Crime Library: Criminal Minds and Methods

Glen Rogers, the Cross-Country Killer

A Killer's Life

As is often the case with such men, people were curious as to how Rogers could have become a multiple murderer.  We'll start from the beginning.  Rogers was born and raised in Hamilton, Ohio, a southwestern town near the Erie Canal.  Linedecker provides details about his early family life, as does Spizer, in her "as-told-to" account from Claude, Jr., 13 years his senior.

Glen's parents, Edna and Claude Rogers Sr.
Glen's parents, Edna and Claude Rogers Sr.

Claude does a decent job, if sometimes too pat, of describing incidents that, collectively may well have influenced Rogers to become the explosive type of killer he was.  Born to parents well past the time they had raised his six bothers and sisters, Glen had a difficult birth and suffered from sleeping disorders, ADHD and repeated head-banging.  He was impulsive and seemed always to be in motion, but more importantly, he had a difficult time digesting stress, and he reacted in anger to the constant abuse, neglect, and deprivation that his family suffered — mostly at the hands of his parents. He indulged in substance abuse at a young age, with both alcohol and drugs.

The Rogers children 1975, Glen in front row, center.
The Rogers children 1975, Glen in front row, center.
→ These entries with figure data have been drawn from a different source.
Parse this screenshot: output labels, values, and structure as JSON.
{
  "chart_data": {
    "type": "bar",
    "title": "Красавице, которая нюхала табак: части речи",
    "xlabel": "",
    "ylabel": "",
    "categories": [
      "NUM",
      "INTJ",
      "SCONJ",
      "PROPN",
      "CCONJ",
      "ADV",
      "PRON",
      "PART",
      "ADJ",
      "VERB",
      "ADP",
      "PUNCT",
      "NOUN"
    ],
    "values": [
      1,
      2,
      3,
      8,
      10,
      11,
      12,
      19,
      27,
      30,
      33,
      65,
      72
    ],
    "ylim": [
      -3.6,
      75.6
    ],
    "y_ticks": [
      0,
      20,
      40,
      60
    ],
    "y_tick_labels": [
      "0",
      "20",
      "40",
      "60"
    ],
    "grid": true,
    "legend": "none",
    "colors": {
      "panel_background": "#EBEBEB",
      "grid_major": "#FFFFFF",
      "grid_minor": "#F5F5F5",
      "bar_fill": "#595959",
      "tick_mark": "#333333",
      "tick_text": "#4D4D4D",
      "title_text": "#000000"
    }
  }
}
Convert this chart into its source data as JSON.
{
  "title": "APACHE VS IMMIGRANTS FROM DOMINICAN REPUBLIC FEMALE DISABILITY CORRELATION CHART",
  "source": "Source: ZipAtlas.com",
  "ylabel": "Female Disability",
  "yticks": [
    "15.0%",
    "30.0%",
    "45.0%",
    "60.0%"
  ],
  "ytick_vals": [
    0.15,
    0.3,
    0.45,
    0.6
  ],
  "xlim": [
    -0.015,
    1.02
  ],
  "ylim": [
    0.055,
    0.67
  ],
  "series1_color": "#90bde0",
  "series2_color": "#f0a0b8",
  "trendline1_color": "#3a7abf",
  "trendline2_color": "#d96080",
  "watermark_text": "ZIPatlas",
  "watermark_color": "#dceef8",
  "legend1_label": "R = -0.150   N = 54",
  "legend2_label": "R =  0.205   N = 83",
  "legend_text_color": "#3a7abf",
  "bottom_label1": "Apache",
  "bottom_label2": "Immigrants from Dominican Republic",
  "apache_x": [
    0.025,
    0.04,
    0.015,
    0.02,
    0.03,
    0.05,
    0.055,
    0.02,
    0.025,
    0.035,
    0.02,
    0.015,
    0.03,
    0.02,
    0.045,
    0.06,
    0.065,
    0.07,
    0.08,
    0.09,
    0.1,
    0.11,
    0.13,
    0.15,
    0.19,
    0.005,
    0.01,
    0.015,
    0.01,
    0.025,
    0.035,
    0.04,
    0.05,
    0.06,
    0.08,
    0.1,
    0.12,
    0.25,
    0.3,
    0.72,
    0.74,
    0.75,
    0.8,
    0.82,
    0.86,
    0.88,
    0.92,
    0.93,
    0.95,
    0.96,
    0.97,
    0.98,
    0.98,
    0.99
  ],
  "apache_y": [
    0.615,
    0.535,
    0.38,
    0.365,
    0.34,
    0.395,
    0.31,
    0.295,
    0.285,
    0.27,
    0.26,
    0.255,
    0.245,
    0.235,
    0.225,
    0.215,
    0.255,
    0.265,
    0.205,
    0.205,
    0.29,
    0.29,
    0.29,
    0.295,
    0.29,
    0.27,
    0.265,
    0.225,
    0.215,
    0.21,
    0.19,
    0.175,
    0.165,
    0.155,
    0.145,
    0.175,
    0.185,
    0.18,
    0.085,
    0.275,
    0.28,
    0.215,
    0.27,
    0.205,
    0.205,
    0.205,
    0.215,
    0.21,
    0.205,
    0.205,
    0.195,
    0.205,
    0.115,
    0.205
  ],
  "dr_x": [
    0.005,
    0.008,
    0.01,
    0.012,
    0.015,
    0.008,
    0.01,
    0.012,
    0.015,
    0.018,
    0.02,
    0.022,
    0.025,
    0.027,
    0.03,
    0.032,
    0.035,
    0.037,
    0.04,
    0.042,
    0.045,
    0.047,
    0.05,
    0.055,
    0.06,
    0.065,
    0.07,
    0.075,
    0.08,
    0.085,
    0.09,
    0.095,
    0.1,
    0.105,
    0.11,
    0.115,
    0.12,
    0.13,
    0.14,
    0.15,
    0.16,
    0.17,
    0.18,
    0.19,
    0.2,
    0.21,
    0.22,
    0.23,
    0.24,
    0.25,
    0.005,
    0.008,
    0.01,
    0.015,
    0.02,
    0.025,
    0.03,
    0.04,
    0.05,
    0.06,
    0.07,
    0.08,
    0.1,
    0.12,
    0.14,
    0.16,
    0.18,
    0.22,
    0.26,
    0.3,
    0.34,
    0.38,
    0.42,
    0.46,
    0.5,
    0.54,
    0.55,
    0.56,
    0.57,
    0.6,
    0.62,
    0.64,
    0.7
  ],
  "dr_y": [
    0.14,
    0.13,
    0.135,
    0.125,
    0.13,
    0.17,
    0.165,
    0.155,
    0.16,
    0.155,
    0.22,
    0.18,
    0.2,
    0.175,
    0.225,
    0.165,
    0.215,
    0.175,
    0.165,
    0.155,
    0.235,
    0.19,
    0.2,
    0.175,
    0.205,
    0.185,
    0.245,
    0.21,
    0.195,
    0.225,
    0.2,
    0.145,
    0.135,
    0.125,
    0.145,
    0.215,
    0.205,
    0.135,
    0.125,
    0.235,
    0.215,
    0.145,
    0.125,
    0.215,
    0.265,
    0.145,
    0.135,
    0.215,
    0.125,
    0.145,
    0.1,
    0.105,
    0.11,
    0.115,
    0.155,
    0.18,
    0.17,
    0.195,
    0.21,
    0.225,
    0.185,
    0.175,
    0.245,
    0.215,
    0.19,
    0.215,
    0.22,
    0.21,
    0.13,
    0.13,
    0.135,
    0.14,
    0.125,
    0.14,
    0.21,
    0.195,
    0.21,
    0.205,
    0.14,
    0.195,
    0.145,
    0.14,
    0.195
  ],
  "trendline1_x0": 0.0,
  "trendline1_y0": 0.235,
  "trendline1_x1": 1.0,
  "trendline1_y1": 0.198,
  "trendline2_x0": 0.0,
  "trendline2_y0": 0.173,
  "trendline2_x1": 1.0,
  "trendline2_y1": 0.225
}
His mother, in particular, was said to be mean.  On one occasion, Claude says, she dunked Glen's head underwater for fooling around with his brother in the bathtub, and he nearly drowned.  (Claude also points out that it's not coincidental that two victims were stabbed to death in bathtubs.)  Another time, Edna nearly smothered him, and once, she stressed out while in the car with the kids and decided they should all just die.  She sped toward the edge of a cliff, but didn't complete the action.  She apparently thought her bullying was the way to control her children's behavior, and while the others did not end up becoming serial killers, Glen, with his impulsive, reactive nature, apparently twisted his anger into a solid knot.  In later life, women with reddish hair would trigger it, and they suffered for what he probably had wanted to do to his mother when he was a boy.

Perhaps just as important was the day Glen got into trouble in school, and Edna came in to find out who had victimized him.  Blaming others was an attitude she modeled, which Rogers picked up on and carried into all of his crimes: He was not responsible, someone else was.  Nevertheless, by age 11, he was in reform school.